BioWorld International Correspondent
LONDON - Domantis Ltd. raised £17 million (US$30.7 million) in an oversubscribed third round and achieved what is nowadays a rare feat, securing a 29 percent increase in value compared to the previous round.
New investors in the domain antibody company - Novo Nordisk AS, of Bagsvaerd, Denmark, and MC Life Sciences Ventures, the investment arm of Mitsubishi Corp., of Tokyo - joined existing investors 3i Group plc, of London; Gray Ghost LLC, of Baltimore; Albany Ventures, of London; and Peptech Ltd., of Sydney, Australia. Novo Nordisk invested $8 million.
"We're on the way to building a $1 billion company here," Bob Connelly, CEO, told BioWorld International. "There's no longer any doubt that antibody products are great products. There is huge ambition for [Domantis] among the founders and new investors."
A week earlier, Cambridge, UK-based Domantis announced its largest licensing deal to date with Bristol-Myers Squibb Co., of New York, worth $9.2 million in up front and research payments, plus $20 million per product up to commercialization.
Connelly said investors' enthusiasm for the third round funding was separate from doing the BMS deal. "All the investors decided in June this year they wanted to reinvest, so we decided to see what we could raise internally and then open up to a small group of strategic investors," he said.
That enabled Connelly to shorten to five months a process that he expected to take a year. "And it hasn't taken every moment of my time, either," he said.
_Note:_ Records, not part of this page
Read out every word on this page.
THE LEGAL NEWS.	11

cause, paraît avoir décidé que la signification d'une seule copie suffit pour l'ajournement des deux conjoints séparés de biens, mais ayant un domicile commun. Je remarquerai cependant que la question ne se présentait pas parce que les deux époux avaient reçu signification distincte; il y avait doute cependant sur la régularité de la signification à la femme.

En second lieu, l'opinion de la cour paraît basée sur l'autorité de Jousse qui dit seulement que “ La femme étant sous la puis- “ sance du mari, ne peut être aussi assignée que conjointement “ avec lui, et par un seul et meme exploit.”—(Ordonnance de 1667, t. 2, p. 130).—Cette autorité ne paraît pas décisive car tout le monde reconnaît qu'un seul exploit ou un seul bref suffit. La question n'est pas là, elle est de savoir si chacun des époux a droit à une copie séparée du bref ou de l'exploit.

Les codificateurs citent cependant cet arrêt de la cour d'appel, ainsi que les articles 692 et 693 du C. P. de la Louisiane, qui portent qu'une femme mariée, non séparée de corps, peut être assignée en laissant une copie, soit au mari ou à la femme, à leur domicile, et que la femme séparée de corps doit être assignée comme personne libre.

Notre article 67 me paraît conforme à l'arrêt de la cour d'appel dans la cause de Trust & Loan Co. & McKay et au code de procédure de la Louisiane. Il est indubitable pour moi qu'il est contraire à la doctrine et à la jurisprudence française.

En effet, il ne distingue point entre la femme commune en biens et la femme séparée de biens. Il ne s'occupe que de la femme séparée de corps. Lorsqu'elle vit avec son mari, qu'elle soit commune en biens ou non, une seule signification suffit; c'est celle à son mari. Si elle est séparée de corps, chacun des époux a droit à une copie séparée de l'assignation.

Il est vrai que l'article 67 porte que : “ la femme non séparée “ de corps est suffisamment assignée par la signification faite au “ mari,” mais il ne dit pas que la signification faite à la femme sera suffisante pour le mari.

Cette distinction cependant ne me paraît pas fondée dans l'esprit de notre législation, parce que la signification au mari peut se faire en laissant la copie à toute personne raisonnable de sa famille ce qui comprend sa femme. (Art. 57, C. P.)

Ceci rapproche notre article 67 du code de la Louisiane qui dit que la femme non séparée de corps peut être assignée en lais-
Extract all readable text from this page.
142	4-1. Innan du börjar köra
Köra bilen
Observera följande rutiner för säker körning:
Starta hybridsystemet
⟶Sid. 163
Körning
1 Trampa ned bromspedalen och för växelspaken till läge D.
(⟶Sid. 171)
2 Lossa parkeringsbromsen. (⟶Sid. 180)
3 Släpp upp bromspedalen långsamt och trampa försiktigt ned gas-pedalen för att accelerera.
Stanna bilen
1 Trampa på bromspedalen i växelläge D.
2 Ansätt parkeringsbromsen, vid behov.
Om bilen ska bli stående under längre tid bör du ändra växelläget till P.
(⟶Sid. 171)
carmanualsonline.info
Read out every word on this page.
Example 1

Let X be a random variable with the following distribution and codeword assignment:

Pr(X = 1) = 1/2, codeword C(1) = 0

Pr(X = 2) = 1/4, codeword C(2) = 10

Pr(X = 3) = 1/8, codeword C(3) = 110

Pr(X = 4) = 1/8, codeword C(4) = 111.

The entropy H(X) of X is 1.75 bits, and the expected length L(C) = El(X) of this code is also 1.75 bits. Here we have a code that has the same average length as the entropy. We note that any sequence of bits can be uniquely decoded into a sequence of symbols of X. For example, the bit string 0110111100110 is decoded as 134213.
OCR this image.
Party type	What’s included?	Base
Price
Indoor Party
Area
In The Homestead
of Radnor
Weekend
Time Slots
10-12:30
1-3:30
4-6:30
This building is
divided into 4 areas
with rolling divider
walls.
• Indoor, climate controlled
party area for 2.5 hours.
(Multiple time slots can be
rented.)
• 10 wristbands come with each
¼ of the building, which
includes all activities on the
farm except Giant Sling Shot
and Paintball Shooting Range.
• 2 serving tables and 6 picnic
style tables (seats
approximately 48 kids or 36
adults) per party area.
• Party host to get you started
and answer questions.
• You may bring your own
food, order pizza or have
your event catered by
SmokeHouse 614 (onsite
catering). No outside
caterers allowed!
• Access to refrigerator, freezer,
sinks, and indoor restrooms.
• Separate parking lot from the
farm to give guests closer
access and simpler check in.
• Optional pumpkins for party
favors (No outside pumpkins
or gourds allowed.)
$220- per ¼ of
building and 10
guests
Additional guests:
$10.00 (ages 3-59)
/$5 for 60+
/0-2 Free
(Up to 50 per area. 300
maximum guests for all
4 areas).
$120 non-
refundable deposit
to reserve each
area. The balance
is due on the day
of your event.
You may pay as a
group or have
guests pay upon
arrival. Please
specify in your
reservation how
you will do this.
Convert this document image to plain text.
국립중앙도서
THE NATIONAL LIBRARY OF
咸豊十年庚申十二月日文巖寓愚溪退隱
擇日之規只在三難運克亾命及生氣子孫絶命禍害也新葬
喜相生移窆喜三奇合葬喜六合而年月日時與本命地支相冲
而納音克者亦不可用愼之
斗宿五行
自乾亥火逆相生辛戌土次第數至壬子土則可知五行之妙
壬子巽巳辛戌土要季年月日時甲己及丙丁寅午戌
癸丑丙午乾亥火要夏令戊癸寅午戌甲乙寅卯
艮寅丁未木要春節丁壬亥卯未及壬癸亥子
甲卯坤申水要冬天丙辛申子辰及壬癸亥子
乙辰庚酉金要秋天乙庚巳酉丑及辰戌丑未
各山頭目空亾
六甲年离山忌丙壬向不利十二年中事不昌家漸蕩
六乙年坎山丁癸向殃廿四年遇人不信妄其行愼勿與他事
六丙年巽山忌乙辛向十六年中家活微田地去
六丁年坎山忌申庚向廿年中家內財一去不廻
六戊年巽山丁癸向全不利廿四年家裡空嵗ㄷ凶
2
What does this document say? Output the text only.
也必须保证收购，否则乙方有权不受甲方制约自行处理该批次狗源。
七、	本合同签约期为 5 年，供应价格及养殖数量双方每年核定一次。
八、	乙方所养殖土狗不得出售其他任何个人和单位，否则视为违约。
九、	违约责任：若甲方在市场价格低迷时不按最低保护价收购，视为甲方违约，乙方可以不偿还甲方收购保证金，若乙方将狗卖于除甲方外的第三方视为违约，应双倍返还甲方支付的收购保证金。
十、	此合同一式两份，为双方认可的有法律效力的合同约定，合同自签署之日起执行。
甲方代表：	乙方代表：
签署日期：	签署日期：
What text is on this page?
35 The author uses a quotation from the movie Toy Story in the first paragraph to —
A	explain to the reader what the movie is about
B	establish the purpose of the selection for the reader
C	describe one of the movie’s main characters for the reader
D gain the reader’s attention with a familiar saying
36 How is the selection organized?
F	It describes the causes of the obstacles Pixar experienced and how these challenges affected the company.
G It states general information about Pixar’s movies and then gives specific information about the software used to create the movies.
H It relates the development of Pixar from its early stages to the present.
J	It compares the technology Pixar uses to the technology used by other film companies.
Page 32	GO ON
The price increase is a reflection of the progress Domantis has made since its founding in 2000. With the latest round, the company has raised $83 million. "The increase in valuation has to do with where we are and where we have come from," Connelly said. "All the investors believe we have made great progress."
DAbs are the smallest functional units of antibodies, weighing in at 90 percent less than their conventional counterparts, and have the ability to hit a wider range of targets. That extra flexibility was highlighted by data presented last week on dual-targeting domain antibodies. Speaking at the International Conference on Antibody Engineering in San Diego, Domantis' chief scientific officer and co-founder, Ian Tomlinson, described dAbs that can bind to two different tumor antigens. Healthy cells that express just one, or neither, of the antigens aren't affected.
Domantis has experimented in using dual-targeting dAbs to deliver a variety of chemotherapeutics. It has initiated three proprietary programs in multiple myeloma, small-cell lung cancer and colorectal cancer. The lead products are about to enter preclinical evaluation.
While Novo Nordisk's portion is a straight investment deal, Connelly said he is confident it will be "the start of a good relationship." Similarly, there is no formal agreement to work with Mitsubishi, but Connelly believes it will help Domantis establish credentials in Japan.
The company now has sufficient cash to take several products through to proof of concept in humans. "It will be a while before we have to think about financing again - and hopefully when we do, that will be going public," Connelly said.